Livingstone Lawrence

Personal information
- Full name: Livingstone Lawrence Lawrence
- Born: 5 November 1962 (age 63) Cotton Ground, Nevis
- Batting: Right-handed
- Bowling: Right-arm off spin
- Role: Opening batsman

Domestic team information
- 1984–1994: Leeward Islands
- Source: CricketArchive, 1 January 2016

= Livingstone Lawrence =

Nevisian cricketer (born 1962)

Livingstone Lawrence Lawrence (born 5 November 1962) is a former Nevisian cricketer who played for the Leeward Islands in West Indian domestic cricket. He played as a right-handed opening batsman.

Lawrence made his first-class debut for the Leewards during the 1983–84 Shell Shield season. In the last match of the season, he scored a maiden first-class hundred, 118 runs against Trinidad and Tobago. Lawrence finished his debut Shell Shield season with 328 runs, behind only Ralston Otto for the Leewards, and the following season was bested by only Luther Kelly and Enoch Lewis amongst his teammates. At the end of the 1984–85 season, he was selected for a West Indies under-23s to play the touring New Zealanders, and, opening the batting with Phil Simmons, went on to top score for his side with 79 runs.
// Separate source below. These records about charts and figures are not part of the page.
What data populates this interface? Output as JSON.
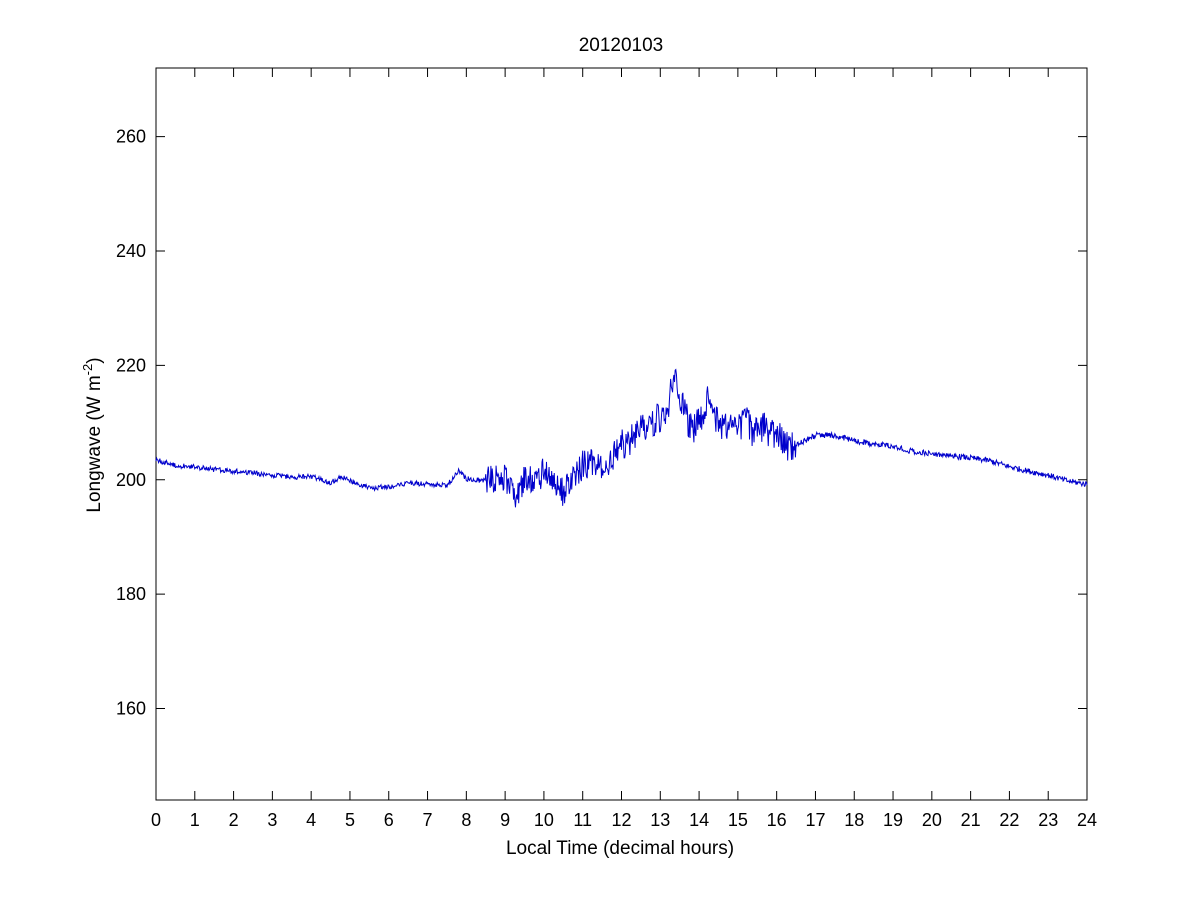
{
  "chart_data": {
    "type": "line",
    "title": "20120103",
    "xlabel": "Local Time (decimal hours)",
    "ylabel": {
      "main": "Longwave (W m",
      "superscript": "-2",
      "suffix": ")"
    },
    "xlim": [
      0,
      24
    ],
    "ylim": [
      144,
      272
    ],
    "x_ticks": [
      "0",
      "1",
      "2",
      "3",
      "4",
      "5",
      "6",
      "7",
      "8",
      "9",
      "10",
      "11",
      "12",
      "13",
      "14",
      "15",
      "16",
      "17",
      "18",
      "19",
      "20",
      "21",
      "22",
      "23",
      "24"
    ],
    "y_ticks": [
      "160",
      "180",
      "200",
      "220",
      "240",
      "260"
    ],
    "grid": false,
    "legend": "none",
    "series": [
      {
        "color": "#0000cc",
        "x": [
          0,
          0.5,
          1,
          1.5,
          2,
          2.5,
          3,
          3.5,
          4,
          4.5,
          4.8,
          5,
          5.5,
          6,
          6.5,
          7,
          7.5,
          7.8,
          8,
          8.5,
          9,
          9.3,
          9.5,
          9.8,
          10,
          10.3,
          10.5,
          10.8,
          11,
          11.3,
          11.5,
          11.8,
          12,
          12.3,
          12.5,
          12.8,
          13,
          13.2,
          13.4,
          13.6,
          13.8,
          14,
          14.2,
          14.4,
          14.6,
          14.8,
          15,
          15.2,
          15.4,
          15.6,
          15.8,
          16,
          16.2,
          16.4,
          16.6,
          16.8,
          17,
          17.5,
          18,
          18.5,
          19,
          19.5,
          20,
          20.5,
          21,
          21.5,
          22,
          22.5,
          23,
          23.5,
          24
        ],
        "y": [
          203.5,
          202.5,
          202.2,
          201.8,
          201.5,
          201.2,
          200.8,
          200.5,
          200.6,
          199.5,
          200.5,
          199.8,
          198.5,
          198.8,
          199.5,
          199.2,
          199.0,
          201.5,
          200.2,
          199.8,
          200.5,
          196.0,
          201.0,
          199.0,
          201.5,
          199.5,
          197.5,
          201.0,
          202.5,
          203.0,
          201.5,
          204.0,
          206.0,
          207.5,
          209.0,
          210.0,
          211.0,
          213.0,
          219.0,
          212.0,
          209.0,
          210.0,
          214.0,
          211.0,
          209.0,
          210.5,
          209.0,
          211.0,
          208.0,
          209.5,
          208.5,
          208.0,
          206.0,
          205.5,
          206.5,
          207.0,
          207.8,
          207.8,
          206.8,
          206.3,
          205.8,
          205.0,
          204.5,
          204.2,
          203.8,
          203.3,
          202.3,
          201.5,
          200.8,
          199.8,
          199.2
        ]
      }
    ]
  }
}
At the beginning of the 1986–87 season, after further good form, Lawrence was selected in a West Indies B team to tour Zimbabwe, playing four first-class matches and five limited-overs games. He had little luck in the multi-day matches, but in the third one-day game scored a maiden List A century, 117 not out. Although a regular in the Leewards team throughout the rest of the 1980s and into the early 1990s, Lawrence never again played at a higher level, ending his career after the 1993–94 season. He finished with a first-class batting average of 29.82 and a List A average of 28.39.